Adapun beberapa pokok perubahan dalam Rancangan Undang-Undang Tentang Kitab Undang-Undang Hukum Pidana ini antara lain:
1. BUKU KESATU
- Pergeseran filosofi yang mendasarinya, yaitu dari pemikiran aliran klasik (classical school) yang berfokus pada perbuatan atau tindak pidana (daad – strafrecht) yang dianut oleh KUHP warisan Belanda, menjadi mendasarkan pada pemikiran aliran Neo Classic (neo classical school) yang mempertimbangkan aspek-aspek individual pelaku tindak pidana (daad-dader strafrecht) yang memiliki karakter lebih manusiawi yang berusaha menjaga keseimbangan antara faktor obyektif (perbuatan pidana) dengan faktor subyektif (sikap batin).
- Pembaharuan Hukum Pidana Materiil dalam Kitab Undang-Undang Hukum Pidana tidak lagi membedakan lagi antara Kejahatan (misdrijven) dan Pelanggaran (overtredingen) dengan menggunakan istilah tindak pidana. Sehingga KUHP baru terdiri dari 2 (dua) buku yang terdiri dari Buku Kesatu tentang Ketentuan Umum dan Buku Kedua memuat tentang Tindak Pidana.
- KUHP baru mengakui pula adanya tindak pidana atas dasar hukum yang hidup dalam masyarakat atau yang sebelumnya dikenal sebagai tindak pidana adat untuk lebih memenuhi rasa keadilan yang hidup di dalam masyarakat. Sehingga hakim dapat menetapkan sanksi berupa pemenuhan kewajiban adat setempat yang harus dilaksanakan oleh pelaku tindak pidana.

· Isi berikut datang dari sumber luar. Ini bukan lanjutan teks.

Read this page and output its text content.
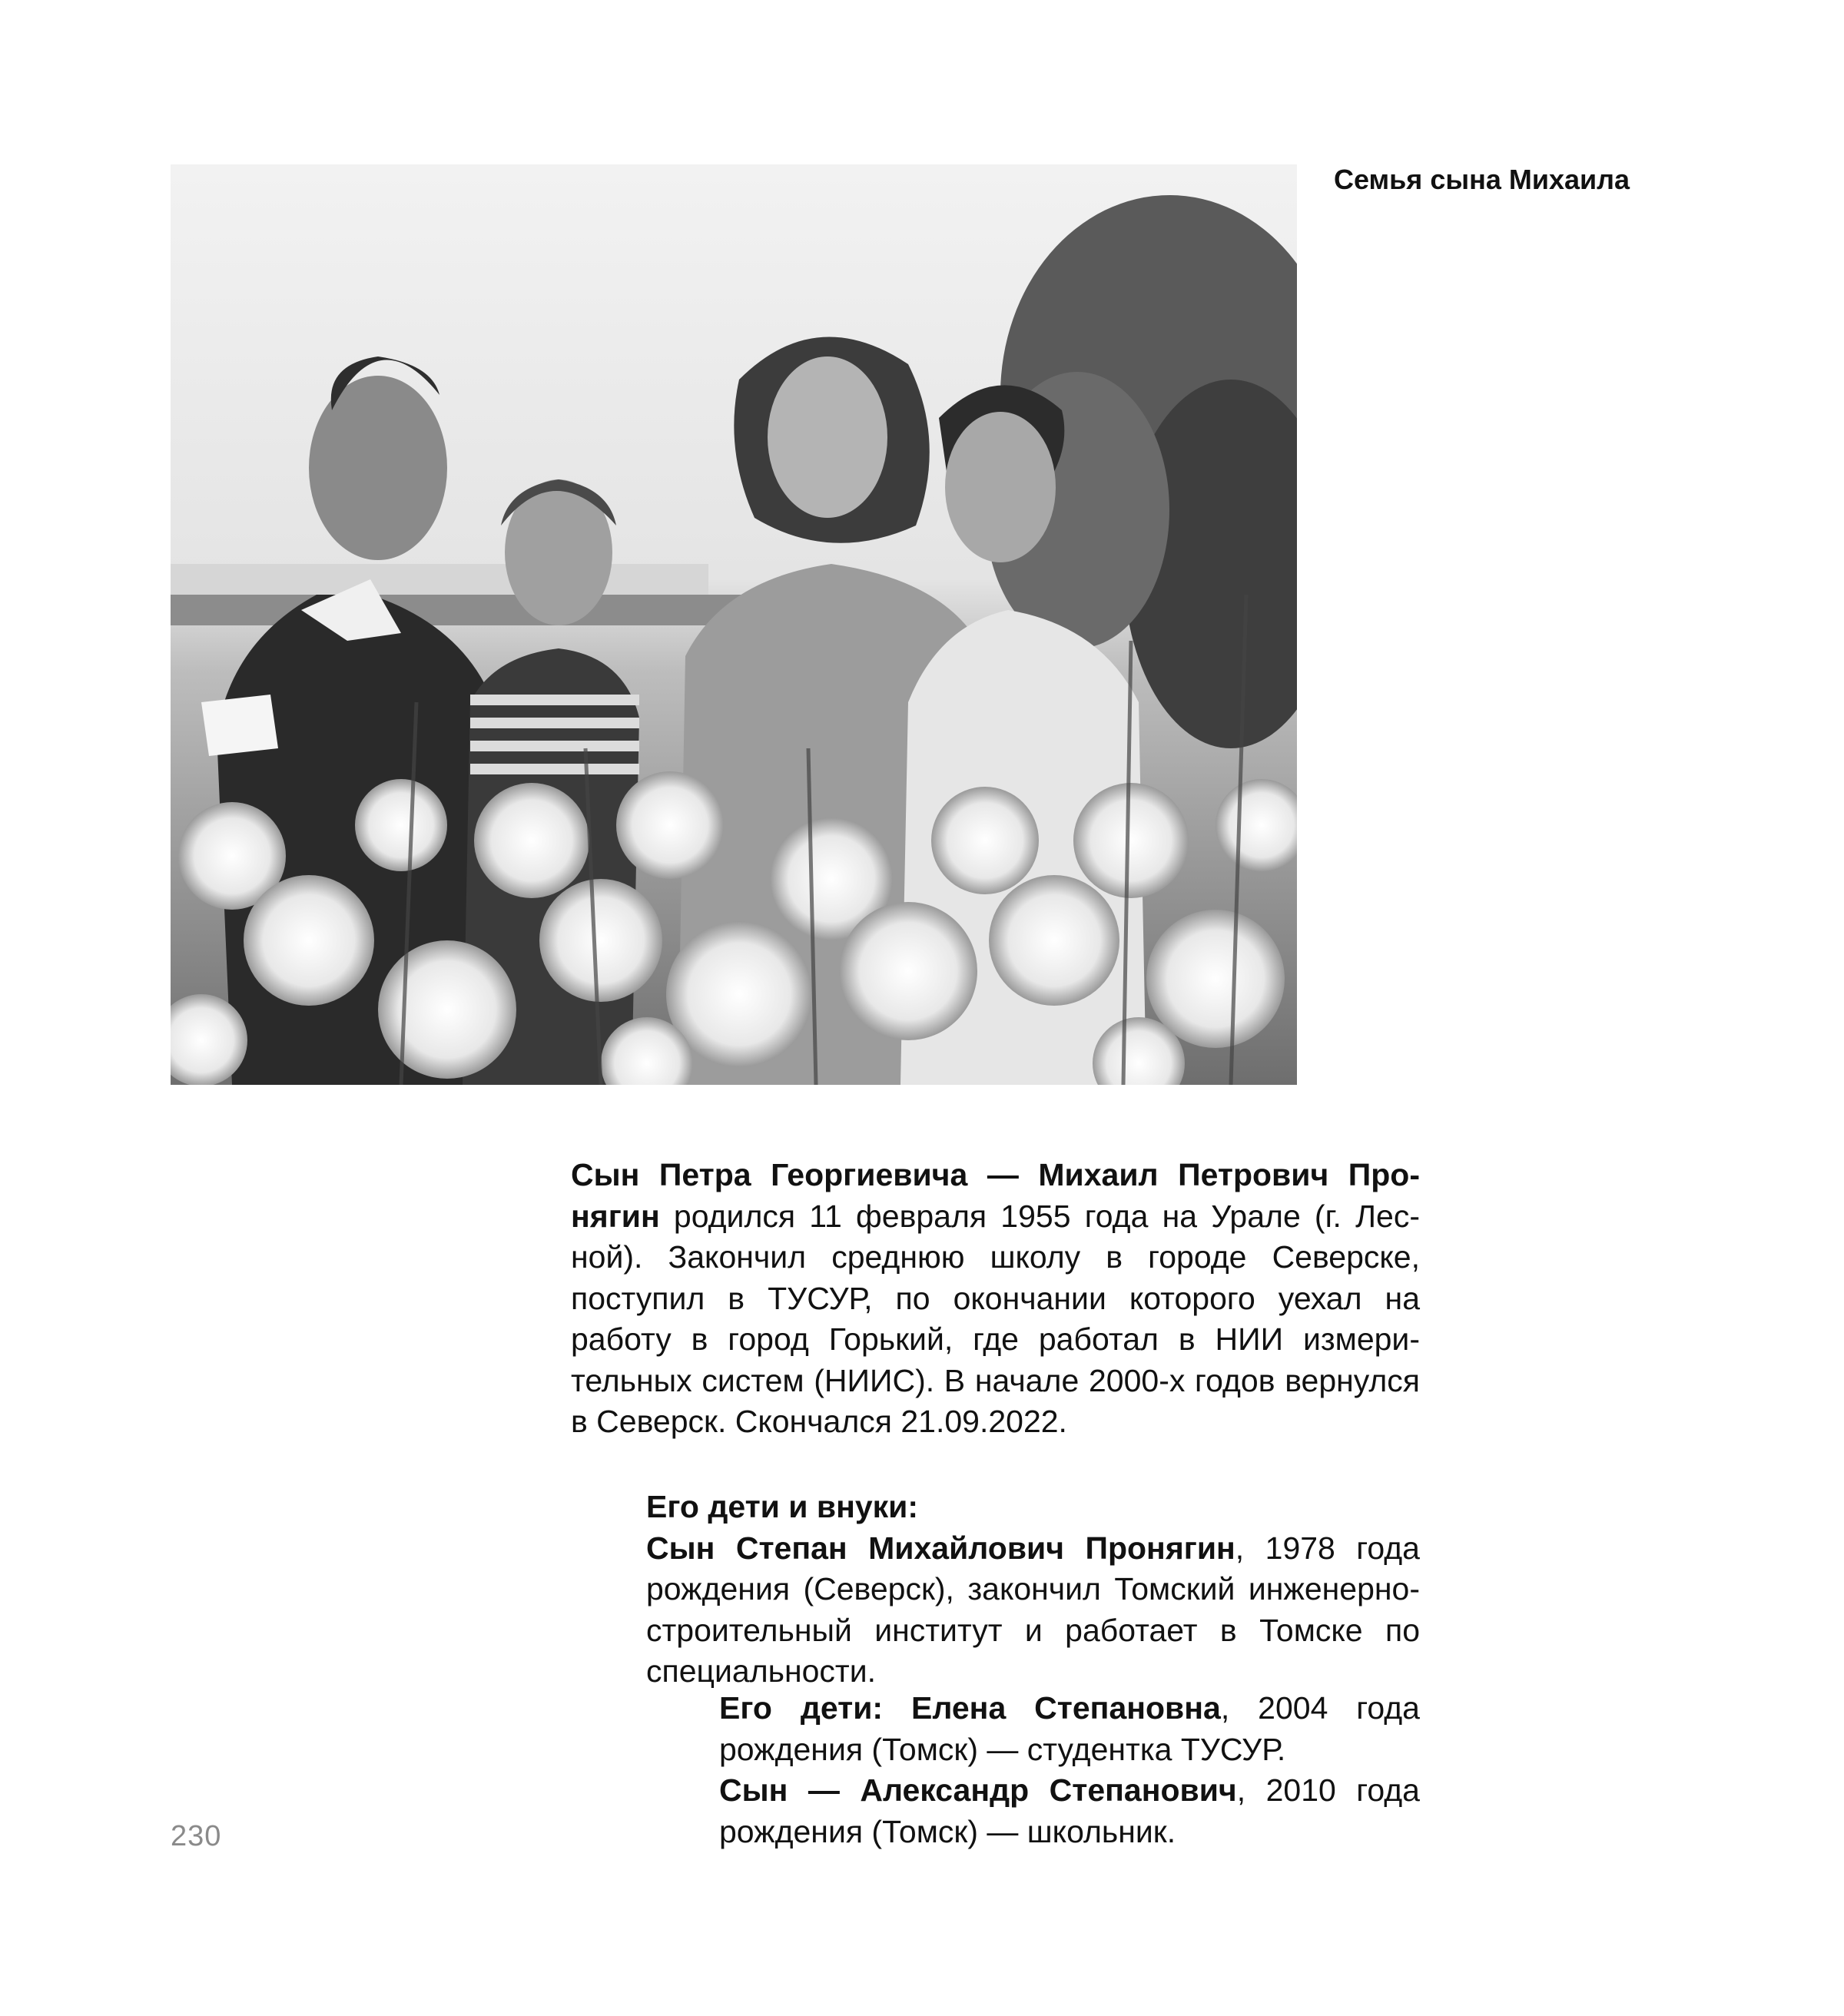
Семья сына Михаила
Сын Петра Георгиевича — Михаил Петрович Пронягин родился 11 февраля 1955 года на Урале (г. Лесной). Закончил среднюю школу в городе Северске, поступил в ТУСУР, по окончании которого уехал на работу в город Горький, где работал в НИИ измерительных систем (НИИС). В начале 2000-х годов вернулся в Северск. Скончался 21.09.2022.
Его дети и внуки:
Сын Степан Михайлович Пронягин, 1978 года рождения (Северск), закончил Томский инженерно-строительный институт и работает в Томске по специальности.
Его дети: Елена Степановна, 2004 года рождения (Томск) — студентка ТУСУР.
Сын — Александр Степанович, 2010 года рождения (Томск) — школьник.
230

- Subjek hukum pidana tidak hanya terbatas pada manusia (naturlijk person) tetapi juga mencakup pula korporasi yaitu kumpulan terorganisasi dari orang dan atau kekayaan, baik merupakan badan hukum (legal person) maupun bukan badan hukum. Hal ini dikarenakan korporaasi dapat dijadikan sarana untuk melakukan tindak pidana (corporate criminal) dan dapat pula memperoleh keuntungan dari suatu tindak pidana (crimes for corporation). Sehingga korporasi dianggap mampu melakukan tindak pidana dan dapat dipertanggungjawabkan dalam hukum pidana. Dan dimungkinkan pula pertanggungjawaban pidana dipikul bersama oleh korporasi dan pengurusnya yang memiliki kedudukan fungsional dalam korporasi atau hanya pengurusnya saja yang dapat dipertanggungjawabkan dalam hukum pidana. Sehingga dengan diatur dalam Buku Kesatu KUHP maka pertanggungjawaban pidana oleh Korporasi berlaku secara umum untuk tindak pidana lain baik didalam maupun diluar KUHP. Sanksi yang dapat dijatuhkan terhadap korporasi dapat berupa pidana (straf) dan dapat pula berupa tindakan tata tertib (maatregel).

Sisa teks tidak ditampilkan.